Il l’a échappée belle à chaque fois grâce à un proche. Jordan Miel n’est pas aimé par tout le monde. Il y en a qui le qualifie de p*dé. À 16 ans, avoue-t-il, « j’ai pris une tasse de Javel parce que je voulais en finir ».
J’étais parti jouer au football et en rentrant de là, il y a l’autre équipe qui a commencé à m’appeler "la femme, la femme". Je me suis tellement mis mal, je suis rentré à la maison et au lieu que cela cesse, ça a continué. Je voulais juste en finir. Je pensais que je n’avais vraiment pas de place dans ce monde. Vous ne m’auriez même pas connu.
Du coup, je me suis enfermé dans la salle de bain, j’ai pris du Javel et je l’ai englouti. Heureusement que mon petit frère était là, on m’a amené d’urgence à l’hôpital pour me faire un lavage d’estomac. J’ai fait deux jours de coma. Où vous me voyez, tout mon intérieur est pourri. Il y a des choses que je ne peux pas manger, que je ne peux pas faire. Je vais même à la salle malgré moi.

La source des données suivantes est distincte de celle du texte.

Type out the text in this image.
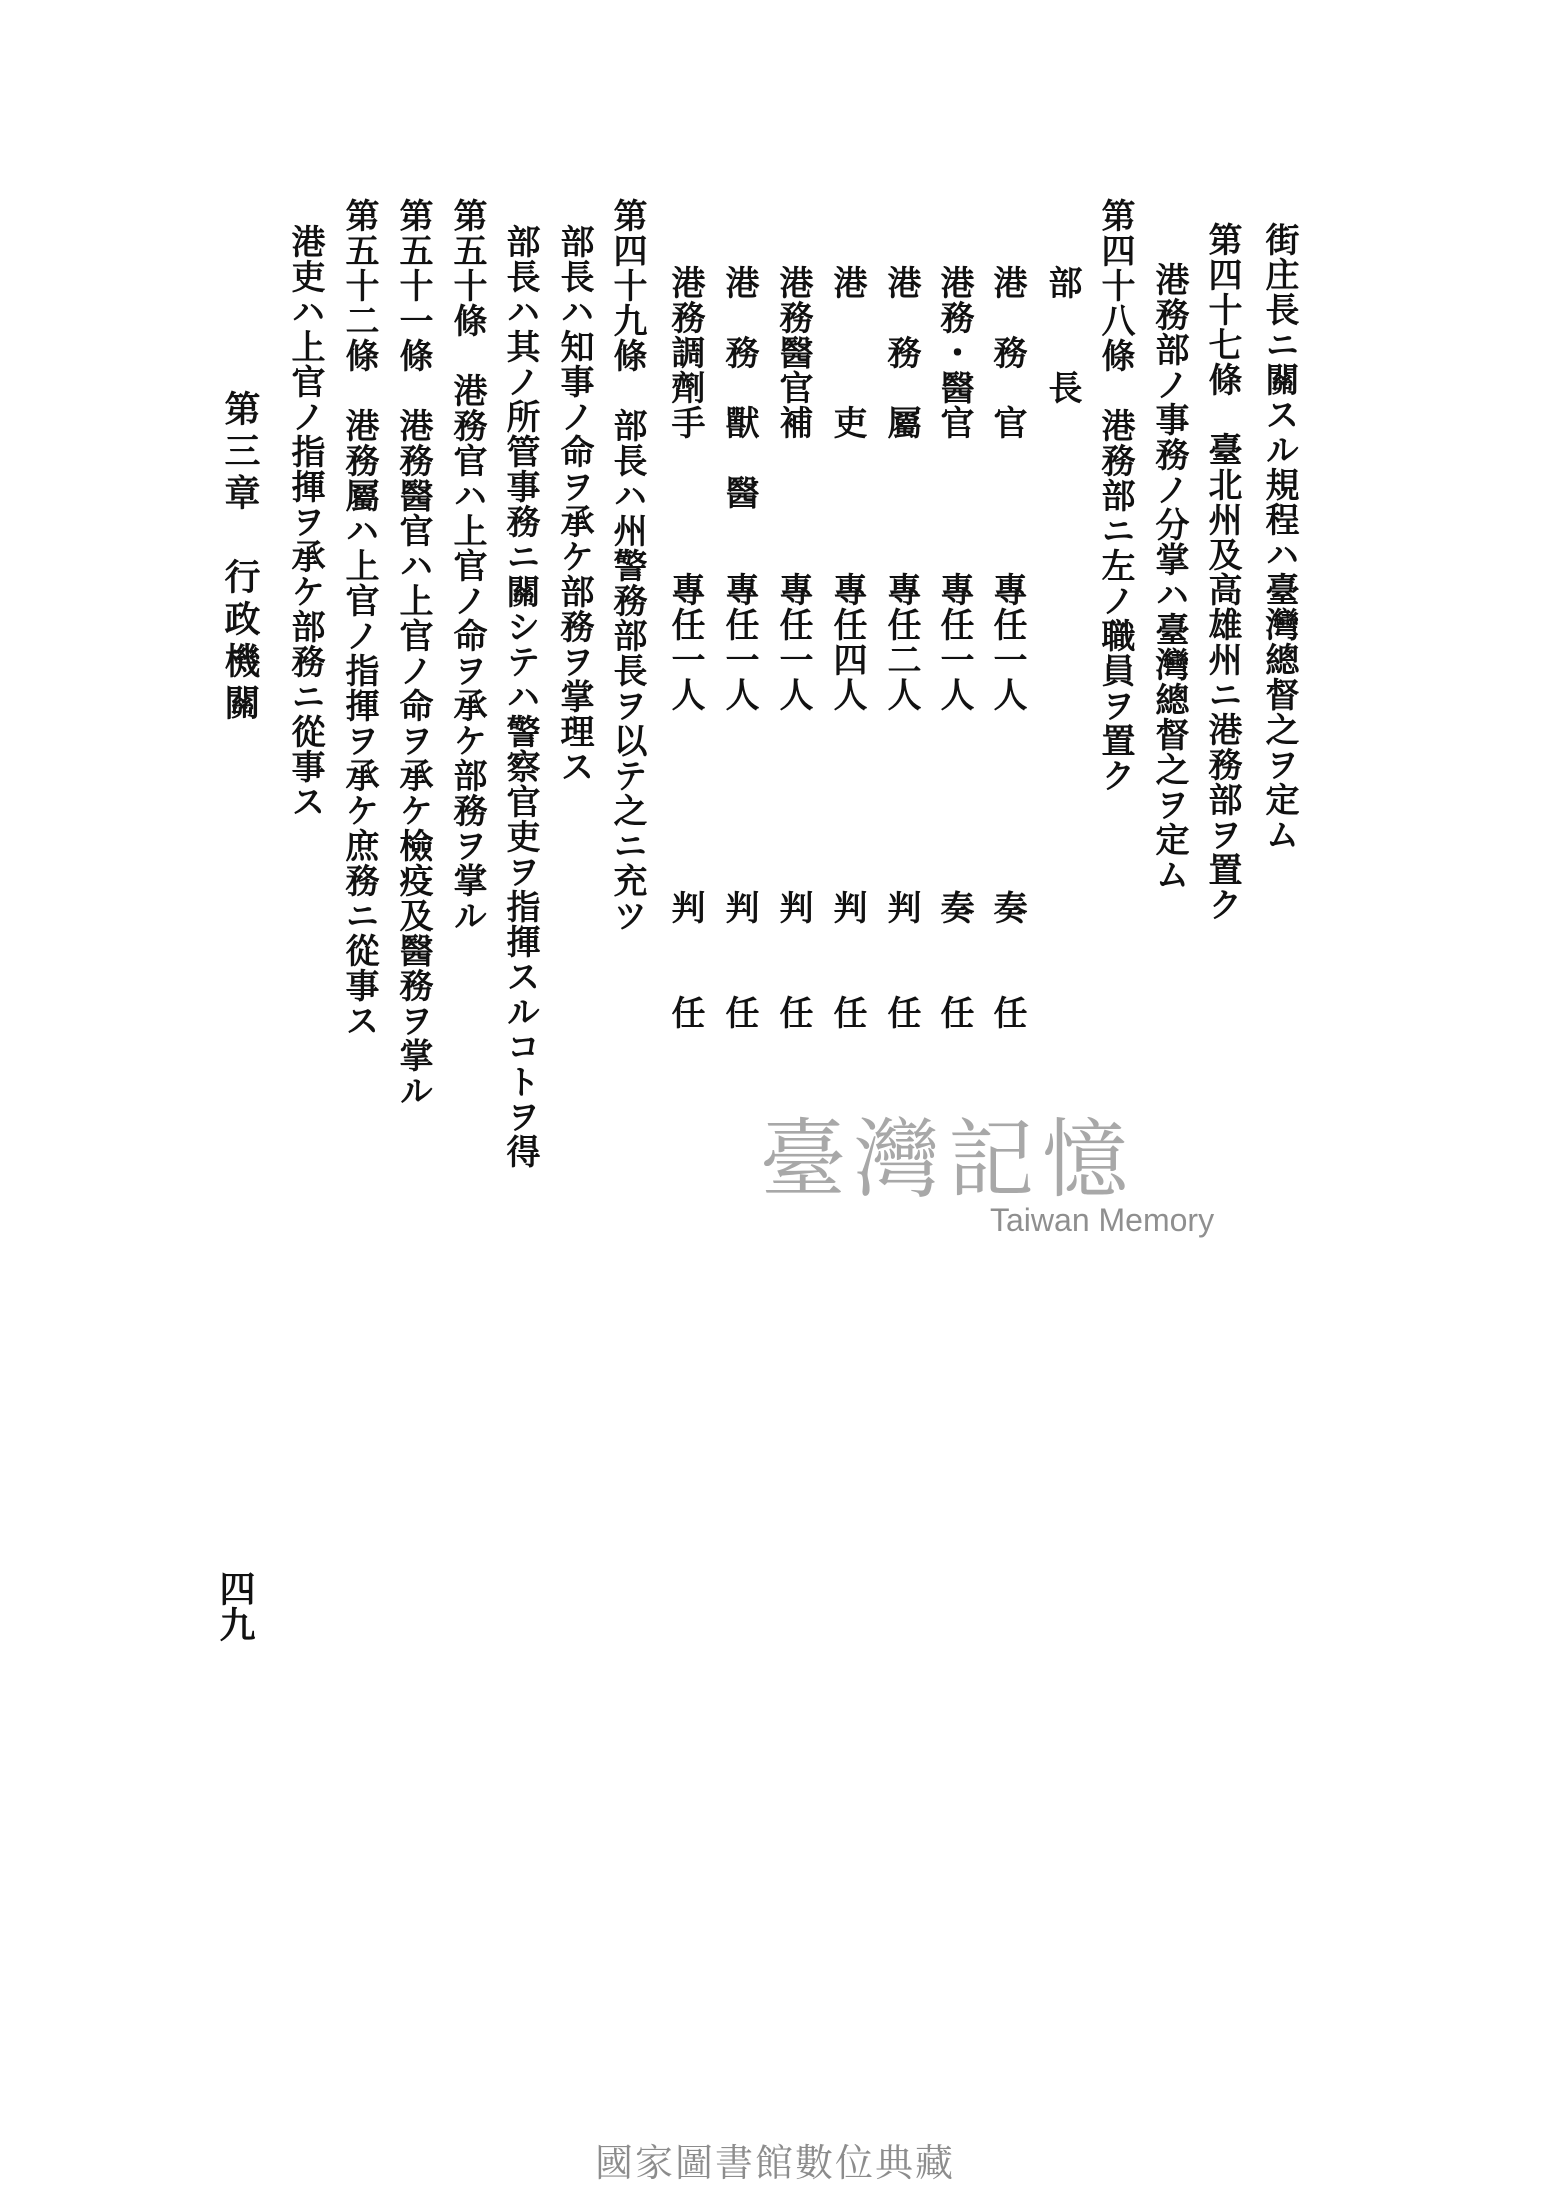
街庄長ニ關スル規程ハ臺灣總督之ヲ定ム
第四十七條　臺北州及高雄州ニ港務部ヲ置ク
港務部ノ事務ノ分掌ハ臺灣總督之ヲ定ム
第四十八條　港務部ニ左ノ職員ヲ置ク
部　　長
港　務　官
專任一人
奏　　任
港務・醫官
專任一人
奏　　任
港　務　屬
專任二人
判　　任
港　　　吏
專任四人
判　　任
港務醫官補
專任一人
判　　任
港　務　獸　醫
專任一人
判　　任
港務調劑手
專任一人
判　　任
第四十九條　部長ハ州警務部長ヲ以テ之ニ充ツ
部長ハ知事ノ命ヲ承ケ部務ヲ掌理ス
部長ハ其ノ所管事務ニ關シテハ警察官吏ヲ指揮スルコトヲ得
第五十條　港務官ハ上官ノ命ヲ承ケ部務ヲ掌ル
第五十一條　港務醫官ハ上官ノ命ヲ承ケ檢疫及醫務ヲ掌ル
第五十二條　港務屬ハ上官ノ指揮ヲ承ケ庶務ニ從事ス
港吏ハ上官ノ指揮ヲ承ケ部務ニ從事ス
第三章　行政機關
四九
臺灣記憶
Taiwan Memory
國家圖書館數位典藏
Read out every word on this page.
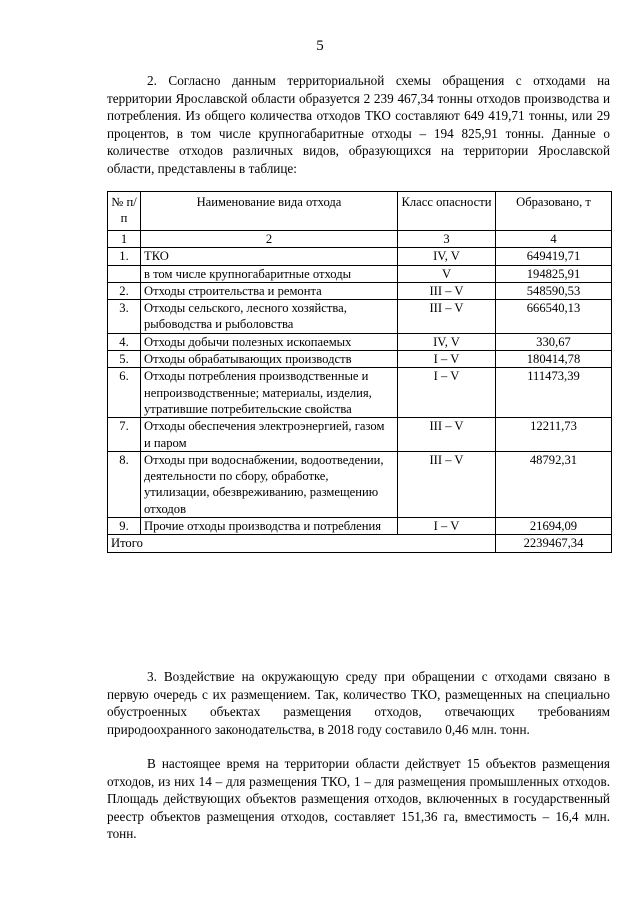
5

2. Согласно данным территориальной схемы обращения с отходами на территории Ярославской области образуется 2 239 467,34 тонны отходов производства и потребления. Из общего количества отходов ТКО составляют 649 419,71 тонны, или 29 процентов, в том числе крупногабаритные отходы – 194 825,91 тонны. Данные о количестве отходов различных видов, образующихся на территории Ярославской области, представлены в таблице:

№ п/п	Наименование вида отхода	Класс опасности	Образовано, т
1	2	3	4
1.	ТКО	IV, V	649419,71
	в том числе крупногабаритные отходы	V	194825,91
2.	Отходы строительства и ремонта	III – V	548590,53
3.	Отходы сельского, лесного хозяйства, рыбоводства и рыболовства	III – V	666540,13
4.	Отходы добычи полезных ископаемых	IV, V	330,67
5.	Отходы обрабатывающих производств	I – V	180414,78
6.	Отходы потребления производственные и непроизводственные; материалы, изделия, утратившие потребительские свойства	I – V	111473,39
7.	Отходы обеспечения электроэнергией, газом и паром	III – V	12211,73
8.	Отходы при водоснабжении, водоотведении, деятельности по сбору, обработке, утилизации, обезвреживанию, размещению отходов	III – V	48792,31
9.	Прочие отходы производства и потребления	I – V	21694,09
Итого			2239467,34

3. Воздействие на окружающую среду при обращении с отходами связано в первую очередь с их размещением. Так, количество ТКО, размещенных на специально обустроенных объектах размещения отходов, отвечающих требованиям природоохранного законодательства, в 2018 году составило 0,46 млн. тонн.

В настоящее время на территории области действует 15 объектов размещения отходов, из них 14 – для размещения ТКО, 1 – для размещения промышленных отходов. Площадь действующих объектов размещения отходов, включенных в государственный реестр объектов размещения отходов, составляет 151,36 га, вместимость – 16,4 млн. тонн.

L’année passée encore, j’ai voulu faire la même chose. Vous savez ce qui m’a retenu, c’est parce qu’aujourd’hui je suis père. Si je me donne ça (la mort, ndlr), qui va s’occuper de ma fille ? Je sais que son grand-père est là, mais qui va s’occuper d’elle ?
Ça a toujours été comme ça depuis l’enfance : « Allez, vas-y, redresse-toi, tu fais comme une femme ». À un moment donné, ça fait vraiment mal. On essaie juste de se faire une place dans ce monde qui est déjà assez petit. C’est-à-dire que les personnes efféminées sont détestées depuis des lustres. Si on vous dit en quoi une personne efféminée vous gêne dans votre vie, qu’allez-vous répondre ?
Vu que je suis efféminé, je vous gêne en quoi ? Est-ce que vous pouvez me répondre ? Il y a des blessures que vous infligez aux gens, mais que vous ne pensez pas que c’est fort. Ce n’est pas parce qu’on ne veut pas exposer nos vies sur les réseaux sociaux que ça veut forcément dire qu’on n’en souffre pas. À un moment donné, on est des êtres humains, on craque aussi.